A number of R packages exist for computing distances between pairs of persistence diagrams, including TDA (Fasy et al. 2021), rgudhi (Stamm 2023) and TDApplied. Comparing the speed of these calculations was performed in the “Benchmarking and Speed” package vignette, but here we treat the more basic question of “are these distance calculations the same across packages?” Through examples we show that the answer is unfortunately no, but through exploration we attempt to reconcile these differences and provide guidelines for using the different packages. Moreover, we include a proof of algorithm correctness for TDApplied’s distance function and in the following section we describe why we do not compare TDApplied’s distance function against that of the TDAstats package (Wadhwa et al. 2019).
phom.dist
FunctionThe TDAstats package has a (wasserstein) distance
function, phom.dist
, which is described in its package
documentation as being “not meaningful without a null distribution”. But
what does this mean? We examined the source code for
TDAstats, i.e. its R/inference.R file, and found that
the internal function wass_workhorse
on lines 77-103 is the
actual distance calculation. In this function, the persistence values
(i.e. death - birth) for topological features of two diagrams (and their
diagonal projections appended to the opposite diagram) are ordered from
largest to smallest. The persistence values are then paired between the
two diagrams according to their orderings, and the absolute differences
of these ordered persistence values are exponentiated and summed.

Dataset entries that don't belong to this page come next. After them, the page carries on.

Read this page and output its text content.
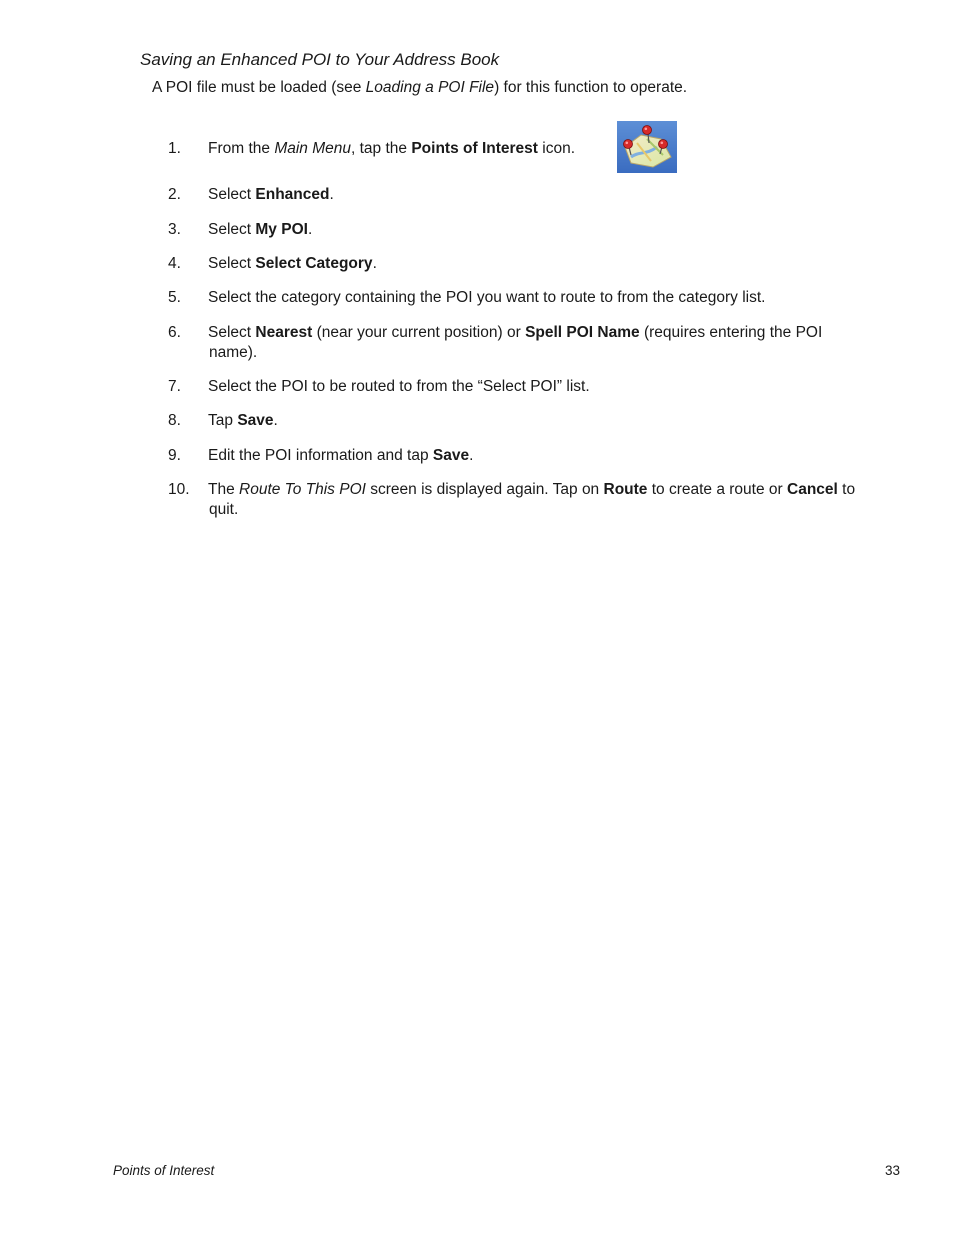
Saving an Enhanced POI to Your Address Book

A POI file must be loaded (see Loading a POI File) for this function to operate.

1.	From the Main Menu, tap the Points of Interest icon.
2.	Select Enhanced.
3.	Select My POI.
4.	Select Select Category.
5.	Select the category containing the POI you want to route to from the category list.
6.	Select Nearest (near your current position) or Spell POI Name (requires entering the POI
name).
7.	Select the POI to be routed to from the “Select POI” list.
8.	Tap Save.
9.	Edit the POI information and tap Save.
10.	The Route To This POI screen is displayed again. Tap on Route to create a route or Cancel to
quit.
Points of Interest	33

This
algorithm is not guaranteed to produce an optimal matching of the
topological features (in the sense of the usual wasserstein cost
function), and is missing the final exponentiation (in the case of the
2-wasserstein metric we take the square root of the sum of squared
distances). These differences to the standard wasserstein formulation
were clear to the authors of TDAstats, and while their
phom.dist
function is not exactly a wasserstein metric it
is still a comparison statistic of two persistence diagrams which can be
studied with inference techniques. Nevertheless, these differences are
the reason why in TDApplied documentation we refer to
TDAstats’ distance calculation as being “non-standard”

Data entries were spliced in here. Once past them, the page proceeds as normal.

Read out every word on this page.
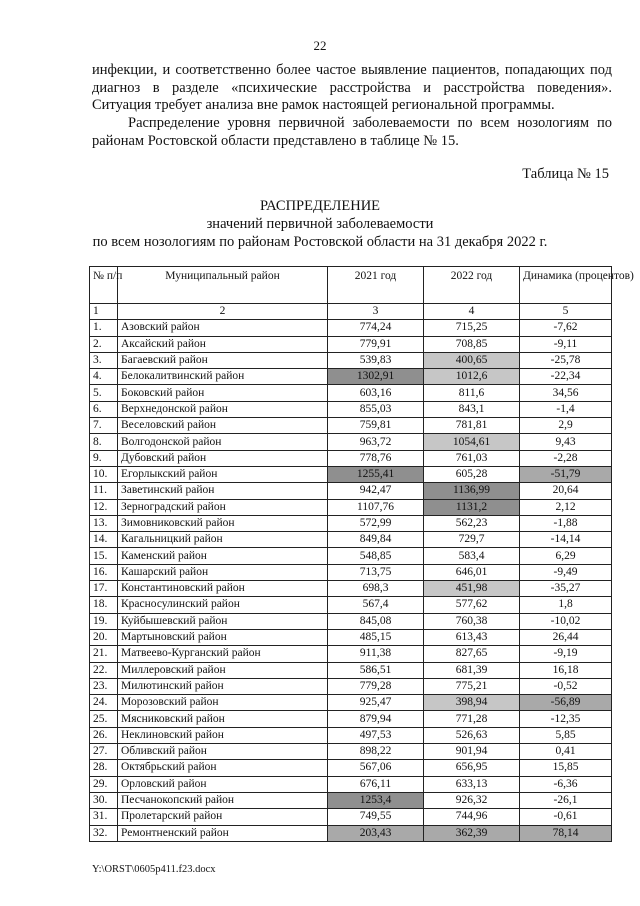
22
инфекции, и соответственно более частое выявление пациентов, попадающих под диагноз в разделе «психические расстройства и расстройства поведения». Ситуация требует анализа вне рамок настоящей региональной программы.
Распределение уровня первичной заболеваемости по всем нозологиям по районам Ростовской области представлено в таблице № 15.
Таблица № 15
РАСПРЕДЕЛЕНИЕ
значений первичной заболеваемости
по всем нозологиям по районам Ростовской области на 31 декабря 2022 г.
№ п/п	Муниципальный район	2021 год	2022 год	Динамика (процентов)
1	2	3	4	5
1.	Азовский район	774,24	715,25	-7,62
2.	Аксайский район	779,91	708,85	-9,11
3.	Багаевский район	539,83	400,65	-25,78
4.	Белокалитвинский район	1302,91	1012,6	-22,34
5.	Боковский район	603,16	811,6	34,56
6.	Верхнедонской район	855,03	843,1	-1,4
7.	Веселовский район	759,81	781,81	2,9
8.	Волгодонской район	963,72	1054,61	9,43
9.	Дубовский район	778,76	761,03	-2,28
10.	Егорлыкский район	1255,41	605,28	-51,79
11.	Заветинский район	942,47	1136,99	20,64
12.	Зерноградский район	1107,76	1131,2	2,12
13.	Зимовниковский район	572,99	562,23	-1,88
14.	Кагальницкий район	849,84	729,7	-14,14
15.	Каменский район	548,85	583,4	6,29
16.	Кашарский район	713,75	646,01	-9,49
17.	Константиновский район	698,3	451,98	-35,27
18.	Красносулинский район	567,4	577,62	1,8
19.	Куйбышевский район	845,08	760,38	-10,02
20.	Мартыновский район	485,15	613,43	26,44
21.	Матвеево-Курганский район	911,38	827,65	-9,19
22.	Миллеровский район	586,51	681,39	16,18
23.	Милютинский район	779,28	775,21	-0,52
24.	Морозовский район	925,47	398,94	-56,89
25.	Мясниковский район	879,94	771,28	-12,35
26.	Неклиновский район	497,53	526,63	5,85
27.	Обливский район	898,22	901,94	0,41
28.	Октябрьский район	567,06	656,95	15,85
29.	Орловский район	676,11	633,13	-6,36
30.	Песчанокопский район	1253,4	926,32	-26,1
31.	Пролетарский район	749,55	744,96	-0,61
32.	Ремонтненский район	203,43	362,39	78,14
Y:\ORST\0605p411.f23.docx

and why comparisons (of calculations and benchmarking) are not made
against it.
In order to compare the distance calculations of TDA, rgudhi and TDApplied, we will specify three simple diagrams (the same D1, D2 and D3 from the package vignette “TDApplied Theory and Practice”) and consider distances between each of the three possible pairs. The three diagrams are as follows.
D1’s point is \((2,3)\), D2’s points are \(\{(2,3.3),(0,0.5)\}\), and D3’s point is \((0,0.5)\).

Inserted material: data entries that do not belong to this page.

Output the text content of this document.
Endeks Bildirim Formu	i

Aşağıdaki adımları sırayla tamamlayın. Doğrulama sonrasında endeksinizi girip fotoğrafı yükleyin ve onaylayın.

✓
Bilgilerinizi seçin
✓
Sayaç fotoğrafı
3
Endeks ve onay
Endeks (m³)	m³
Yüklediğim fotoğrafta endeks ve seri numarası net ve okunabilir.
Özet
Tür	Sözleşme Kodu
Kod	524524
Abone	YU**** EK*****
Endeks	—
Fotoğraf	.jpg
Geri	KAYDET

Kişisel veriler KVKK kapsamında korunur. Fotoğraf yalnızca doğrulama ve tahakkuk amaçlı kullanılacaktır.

In order to compare the distance calculations of the packages we need to have the correct values of the distances. Using the infinity-norm distance for calculating matchings in the bottleneck and wasserstein distances as in (Kerber, Morozov, and Nigmetov 2017; Edelsbrunner and Harer 2010), we get the following optimal matchings and distance values:
For the Fisher information metric (Le and Yamada 2018) we will use the parameter \(\sigma = 1\) for simplicity. We must first calculate vectors \(\rho_1\) and \(\rho_2\), normalize them by dividing by the sum of their respective elements, then compute \(\mbox{cos}^{-1}(\sqrt{\rho_1} \cdot \sqrt{\rho_2})\) (where \(\mbox{cos}^{-1}\) is the arccos function). See (Le and Yamada 2018) for computational details.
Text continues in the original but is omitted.